Pembahasan terkait Pilar I bertujuan untuk memungut pajak multinasional dengan tidak mempertimbangkan kehadiran fisik. Maksudnya, selama perusahaan mendapatkan manfaat ekonomi dari yurisdiksi atau negara terkait maka akan tetap harus membayar pajak. Menteri Keuangan mengatakan bahwa telah disepakati bagaimana mekanisme perpajakan, terutama menyangkut sektor digital yang bergerak secara internasional atau global.
Seperti kita ketahui, perusahaan seperti Google, Netflix, Apple, dsb telah berbisnis di Indonesia. Namun, beberapa bisnis digital ini tidak memiliki kantor fisik atau entitas tetap (BUT) yang diwajibkan untuk memungut pajak. Tahun lalu, anggota G20 sepakat bahwa BUT tidak lagi menjadi tolok ukur pemungutan pajak. Dengan cara ini perusahaan digital tanpa kehadiran fisik dapat membayar pajak ke suatu negara. Penerapan ini rencananya akan diimplementasikan pada tahun 2023.
Pembahasan Pilar II mengenai Global Anti Base Erosion bertujuan untuk mengurangi kompetisi pajak serta melindungi basis pajak yang dilakukan melalui penetapan tarif pajak minimum secara global.
Dalam pilar ini, sudah disepakati tarif pajak minimum yang akan diberlakukan pada perusahaan multinasional yang memiliki peredaran bruto tahunan sebesar €750 juta atau lebih. Dengan pajak minimum pada pilar ke-II ini, diharapkan dapat menekan persaingan tarif yang tidak sehat antar negara. Pilar ini juga memastikan perusahaan multinasional dikenakan tarif pajak minimum sebesar 15%.

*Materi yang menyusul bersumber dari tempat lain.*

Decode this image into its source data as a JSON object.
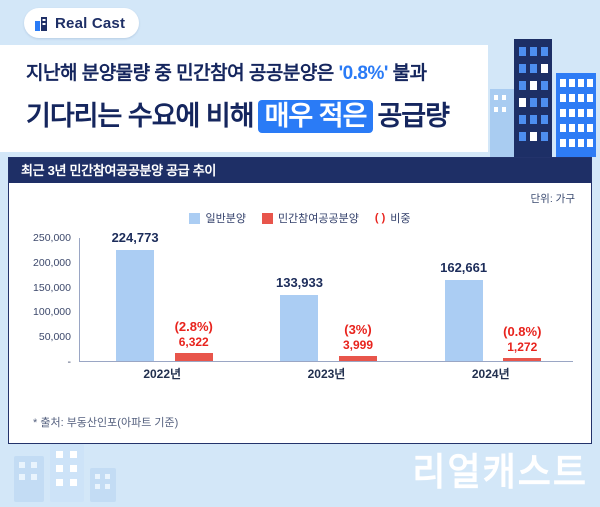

Penerapan solusi kedua pilar perpajakan ini diharapkan mampu mengatasi tantangan pajak yang timbul dari digitalisasi ekonomi. Selain itu, Indonesia telah memasukkan pengaturan atas implementasi kedua pilar ini dalam Pasal 32A Undang-Undang No.7 tahun 2021 tentang Harmonisasi Peraturan Perpajakan dan akan diatur lebih lanjut dalam PP dan/atau PMK.
Apa Manfaat Bagi Ekonomi Indonesia?
Pertemuan G20 akan membawa dampak positif bagi ekonomi Indonesia dalam jangka panjang, yaitu menciptakan kontribusi US$ 533 juta atau sekitar Rp7,4 triliun pada PDB Indonesia; pelibatan UMKM; penyerapan tenaga kerja di berbagai sektor sebanyak 33 ribu; meningkatkan kepercayaan investor global; dan lainnya. Bawono Kristiaji selaku Partner dari DDTC Fiscal Research pula mengatakan bahwa Presidensi G20 memberikan Indonesia peluang untuk mendorong keadilan perpajakan.